Dean Acheson was President Harry Truman’s Secretary of State. That title, chosen in 1969, still applies. Acheson and Truman helped to build today’s world. Acheson could see some of the results as he wrote, twenty years on.
It’s hard to recall or imagine just how broken the world was in the late 1940s and early 1950s. Europe had just finished a thirty-year run of two wars, monetary instability, the deliberate victimization of entire peoples, and the rise of an ideology that promised social justice and delivered dictatorship. The Soviet Union had lost millions of people, some of them in purges before the latest war. Portions of Asia were devastated, along with a civil war in China. European colonialism had lost its grip, leaving opportunity and enmity in its wake. Only the Americas had not experienced the wholesale destruction of cities and industry.
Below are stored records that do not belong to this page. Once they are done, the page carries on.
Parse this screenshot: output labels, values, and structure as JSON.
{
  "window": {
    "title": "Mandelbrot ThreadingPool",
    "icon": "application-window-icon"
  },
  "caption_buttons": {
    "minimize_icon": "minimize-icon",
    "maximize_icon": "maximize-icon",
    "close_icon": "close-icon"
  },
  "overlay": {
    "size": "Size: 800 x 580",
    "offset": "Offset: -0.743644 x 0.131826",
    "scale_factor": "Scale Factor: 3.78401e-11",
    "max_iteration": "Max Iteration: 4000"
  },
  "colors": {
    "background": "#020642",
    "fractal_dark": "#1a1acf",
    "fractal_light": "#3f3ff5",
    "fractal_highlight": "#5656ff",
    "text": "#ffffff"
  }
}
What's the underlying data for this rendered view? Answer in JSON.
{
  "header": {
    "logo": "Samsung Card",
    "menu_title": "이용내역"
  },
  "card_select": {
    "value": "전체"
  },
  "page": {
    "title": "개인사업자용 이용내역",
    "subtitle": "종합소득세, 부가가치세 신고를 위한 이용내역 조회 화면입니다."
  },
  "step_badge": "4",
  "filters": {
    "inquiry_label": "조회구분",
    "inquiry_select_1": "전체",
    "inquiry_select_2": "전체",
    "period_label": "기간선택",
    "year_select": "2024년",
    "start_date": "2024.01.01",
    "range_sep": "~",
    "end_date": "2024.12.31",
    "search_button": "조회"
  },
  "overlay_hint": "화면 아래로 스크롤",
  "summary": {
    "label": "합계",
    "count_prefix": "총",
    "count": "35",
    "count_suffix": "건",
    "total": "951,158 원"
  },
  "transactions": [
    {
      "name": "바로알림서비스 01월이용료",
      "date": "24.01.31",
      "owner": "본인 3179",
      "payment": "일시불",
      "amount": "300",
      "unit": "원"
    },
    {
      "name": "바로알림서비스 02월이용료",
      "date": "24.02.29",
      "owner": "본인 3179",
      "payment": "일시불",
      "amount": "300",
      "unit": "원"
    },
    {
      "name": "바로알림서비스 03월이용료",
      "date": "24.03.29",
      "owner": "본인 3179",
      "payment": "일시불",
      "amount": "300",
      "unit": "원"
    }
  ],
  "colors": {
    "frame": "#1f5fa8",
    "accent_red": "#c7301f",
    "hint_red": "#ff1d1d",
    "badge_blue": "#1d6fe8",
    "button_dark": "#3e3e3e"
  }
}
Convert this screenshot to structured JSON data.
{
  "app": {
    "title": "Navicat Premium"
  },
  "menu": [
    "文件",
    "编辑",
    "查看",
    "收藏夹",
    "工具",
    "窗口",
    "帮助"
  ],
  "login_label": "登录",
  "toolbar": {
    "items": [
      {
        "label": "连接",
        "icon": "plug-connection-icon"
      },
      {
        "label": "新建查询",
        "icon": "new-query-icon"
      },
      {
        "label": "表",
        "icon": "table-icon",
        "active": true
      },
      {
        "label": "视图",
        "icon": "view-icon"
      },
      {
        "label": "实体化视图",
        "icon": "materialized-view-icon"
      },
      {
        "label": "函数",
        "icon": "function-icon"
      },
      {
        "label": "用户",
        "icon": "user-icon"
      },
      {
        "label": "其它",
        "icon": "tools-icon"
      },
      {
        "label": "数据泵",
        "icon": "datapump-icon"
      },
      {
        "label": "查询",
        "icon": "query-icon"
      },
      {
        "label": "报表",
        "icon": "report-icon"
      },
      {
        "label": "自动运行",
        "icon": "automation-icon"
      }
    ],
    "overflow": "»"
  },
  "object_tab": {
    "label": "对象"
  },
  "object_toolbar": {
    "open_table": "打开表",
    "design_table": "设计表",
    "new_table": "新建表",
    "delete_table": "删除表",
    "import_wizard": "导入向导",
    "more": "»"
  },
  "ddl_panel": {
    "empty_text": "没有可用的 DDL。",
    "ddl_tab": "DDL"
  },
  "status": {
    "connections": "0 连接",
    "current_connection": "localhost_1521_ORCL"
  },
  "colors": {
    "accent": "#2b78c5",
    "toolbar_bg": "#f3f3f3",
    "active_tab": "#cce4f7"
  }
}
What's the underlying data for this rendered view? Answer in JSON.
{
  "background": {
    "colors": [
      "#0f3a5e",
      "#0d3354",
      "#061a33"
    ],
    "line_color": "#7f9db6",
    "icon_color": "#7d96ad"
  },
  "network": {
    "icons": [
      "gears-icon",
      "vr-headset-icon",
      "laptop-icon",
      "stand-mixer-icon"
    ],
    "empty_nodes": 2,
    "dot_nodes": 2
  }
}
Growing out of the ruins was a nuclear rivalry between the United States and the Soviet Union.
Truman and Acheson, with many others, built a different world. The idea was to end the rivalries that drove those terrible thirty years. Difficulties immediately presented themselves: the Soviet Union absorbed or controlled a number of European countries and was indurate against cooperation. France was terrified of and resistant to any but a totally prostrate Germany, which was now on that border of Soviet control. Although the Soviet Union had been exhausted by the war, they were able to support their Chinese and North Korean allies in yet another.
The solution to ending those rivalries was a framework of international organizations to encourage cooperation and arbitration where cooperation failed. The United Nations, of course, along with the General Agreement on Tariffs and Trade (GATT), and an organization for Europe to deal with commerce in coal and steel, two essential materials whose manufacture and sale continued to cause arguments. That last grew into the European Union, which was what its originators hoped.
The shape of today’s world, for good and bad, was formed in that decade between 1945 and 1955. The Soviet Union had to have the nuclear weapons that the United States had, which caused Truman to decide to go ahead with the development of the hydrogen bomb, which led to the arms race that we are still dialing down. Turkey still hovers between Europe, Russia, and the Middle East. Israel is still fighting the Palestinians. Pakistan and India were separated in 1947 with much human relocation, which probably would be called ethnic cleansing in today’s world, as would the relocation of the Palestinians. Those scars linger. Then-Communist nations have opened up: the Soviet Union is gone, and China has adopted limited capitalism. Iran was a problem then, too. From his 1969 viewpoint, Acheson felt it necessary to devote a chapter to the evolution of conflicts in southeast Asia, the leftovers of the French colonial empire. Empire left the Middle East and Africa weak, and those countries have not yet recovered.
The book clarified for me the interactions among people whose names I heard when I was growing up. My parents were registered Republicans, of the Northeastern liberal variety, now an extinct breed. My father listened faithfully to Drew Pearson’s radio program and would curse out whomever he found to be the enemy of the week. As I grew older, we had lively dinner-table conversations about current events. But during the time Acheson wrote about, I couldn't fit it all together.
Acheson was clearly a Democrat, but he is extremely respectful of his opponents in a way we barely see today. He doesn’t vilify Joseph McCarthy, who was after Acheson’s scalp, or even devote a lot of space to him. The Republicans were capable of craziness and obstruction then too, but it wasn’t their only mode of operation.
The entire memoir is of a style that is also extinct, written from notes and memoranda and not much embellished. This can make it dull reading at times; I found that concentrating on the events and their latter-day sequelae improved my ability to read it, which flagged for two long hiatuses until I set a schedule of at least two chapters a night. Fortunately, the chapters are short.
Acheson’s style is not terribly complex but stuffy. There were many places that I wished he had been more personal, but that was not how things were done then.
George Bush felt that it was his mission to disassemble the structures that had kept the peace and made the world a more prosperous place. He partly succeeded, but the post-war statesmen built a robust structure. However, by his actions, Bush damaged the great prestige that America had accumulated by its leadership in knitting the world back together.
With the Bush financial collapse, we now have an opportunity and duty to make things better than they were before, as was done by Acheson and his colleagues. Today’s devastation is not as total as the result of thirty years of war, but that many things were done badly and could get worse. There are small signs that our leaders may be capable of rebuilding and renewing. I was too young to be able to remember how the events that Acheson describes looked day to day. He reports enough to-ing and fro-ing in Congress and close calls that I suspect it might have looked the way things do now: jumbled, confused, not able to get to clear solutions. Twenty years later he could see that most of what he had worked for had blossomed. Perhaps we will have to wait twenty years.